Selain itu, kubu Arsjad menytakan penyelenggaraan Munaslub tersebut bertentangan dengan AD/ART pada bagian kuorum. Munaslub itu hanya dihadiri oleh sekitar 10 Ketua Umum Provinsi dari 35 Kadin Provinsi yang ada.
Diberitakan, Ketua Umum Kadin Indonesia dari 24 provinsi mendeklarasikan dukungan mereka untuk Arsjad Rasjid mempersiapkan Munas. Deklarasi itu dibacakan dalam Rapat Pimpinan Nasional (Rapimnas) Kadin di Jakarta, Jumat (29/11/2024).
Agenda percepatan Munas ini merupakan kesepakatan Arsjad dengan Anindya di kediaman Menteri Energi dan Sumber Daya Mineral (ESDM) Bahlil Lahadalia di Jakarta, 27 September 2024.
Menurut kubu Arsyad, pelaksanaan Munas harus berlandaskan pada AD/ART yang telah disahkan oleh Keputusan Presiden (Keppres) No 18 Tahun 2022 dan Undang-Undang (UU) No 1 Tahun 1987 tentang Kadin sebagai pedoman seluruh proses dan kegiatan organisasi para pengusaha itu.
Kubu Arsjad telah menggelar rapat konsolidasi dengan 497 ALB untuk persiapan Munas pada 3 Oktober 2024 lalu. Namun, Anindya menyangkal adanya kesepakatan itu. Anak bekas Ketua Umum Kadin Aburizal Bakrie ini justru mengumumkan kepengurusan Kadin hasil Munaslub pada 7 dan 23 Oktober 2023.
Dua hari berselang, Minggu (1/12/2024) hari ini, giliran Kadin kubu Anindya Bakrie yang menggelar Rapimnas di Jakarta. Ada 120 perwakilan asosiasi yang diklaim bakal hadir.
Rapimnas kubu Anindya ini juga memuat agenda konsolidasi Kadin daerah dan asosiasi serta dialog dengan pemangku kebijakan di pemerintahan baru. Rapimnas ini juga akan mengukuhkan kepengurusan lengkap Kadin hasil Munaslub.
Mengapa para pengusaha itu justru berebut kursi Kadin-1?
Apakah dengan memimpin Kadin maka mereka akan lebih mudah melobi dan mengakses pemerintah demi memajukan usahanya? Berarti usaha kalian belum mandiri, dong!
Mengapa para pengusaha itu tidak fokus saja ke gelombang pemutusan hubungan kerja (PHK) yang sedang melanda Indonesia?
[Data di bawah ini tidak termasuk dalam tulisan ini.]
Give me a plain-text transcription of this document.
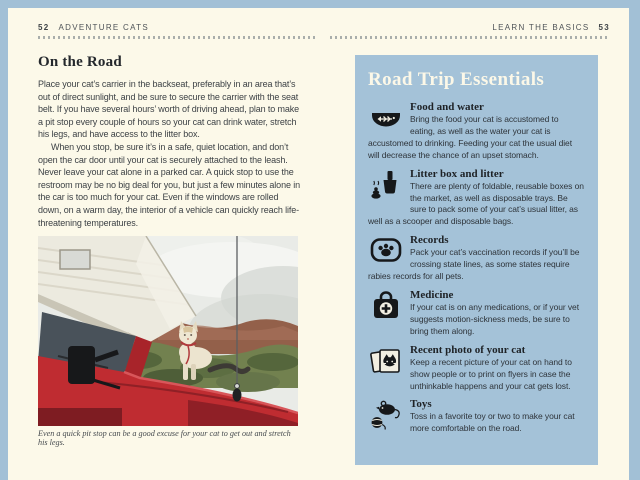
52 ADVENTURE CATS	LEARN THE BASICS 53
On the Road

Place your cat’s carrier in the backseat, preferably in an area that’s out of direct sunlight, and be sure to secure the carrier with the seat belt. If you have several hours’ worth of driving ahead, plan to make a pit stop every couple of hours so your cat can drink water, stretch his legs, and have access to the litter box.

When you stop, be sure it’s in a safe, quiet location, and don’t open the car door until your cat is securely attached to the leash. Never leave your cat alone in a parked car. A quick stop to use the restroom may be no big deal for you, but just a few minutes alone in the car is too much for your cat. Even if the windows are rolled down, on a warm day, the interior of a vehicle can quickly reach life-threatening temperatures.

Even a quick pit stop can be a good excuse for your cat to get out and stretch his legs.
Road Trip Essentials
Food and water

Bring the food your cat is accustomed to eating, as well as the water your cat is accustomed to drinking. Feeding your cat the usual diet will decrease the chance of an upset stomach.

Litter box and litter

There are plenty of foldable, reusable boxes on the market, as well as disposable trays. Be sure to pack some of your cat’s usual litter, as well as a scooper and disposable bags.

Records

Pack your cat’s vaccination records if you’ll be crossing state lines, as some states require rabies records for all pets.

Medicine

If your cat is on any medications, or if your vet suggests motion-sickness meds, be sure to bring them along.

Recent photo of your cat

Keep a recent picture of your cat on hand to show people or to print on flyers in case the unthinkable happens and your cat gets lost.

Toys

Toss in a favorite toy or two to make your cat more comfortable on the road.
Mengapa pula mereka tidak fokus saja untuk membendung produk-produk China yang membanjiri pasar domestik Indonesia?
Lantas, bagi yang melakukan kudeta, sesungguhnya apa yang kau cari Anindya?
Mengapa kau tidak fokus saja dengan usaha keluarga besarmu?
Diberitakan, Majelis Hakim Pengadilan Niaga pada Pengadilan Negeri (PN) Jakarta Pusat telah menetapkan empat perusahaan milik keluarga Aburizal Bakrie alias Bakrie Group dalam keadaan Penundaan Kewajiban Pembayaran Utang (PKPU). Empat perusahaan Bakrie Group itu ialah PT Visi Media Asia Tbk, PT Cakrawala Andalas Televisi, PT Lativi Mediakarya, dan PT Intermedia Capital Tbk.
Kuasa hukum dari 12 kreditur yang menagih itu, Marx Andryan, mengatakan, Majelis Hakim telah memberikan waktu 45 hari untuk membayar tagihan utang sebesar Rp8.796.699.067.852 atau bila dibulatkan sekitar Rp8,79 triliun. Dia menyebut kesempatan ini berdasarkan rapat permusyawaratan pada Jumat, 20 September 2024 di PN Jakarta Pusat.
Kini, apa utang triliunan rupiah itu telah dibayar keluarga Bakrie? Selayaknya Anindya lebih fokus ke sana!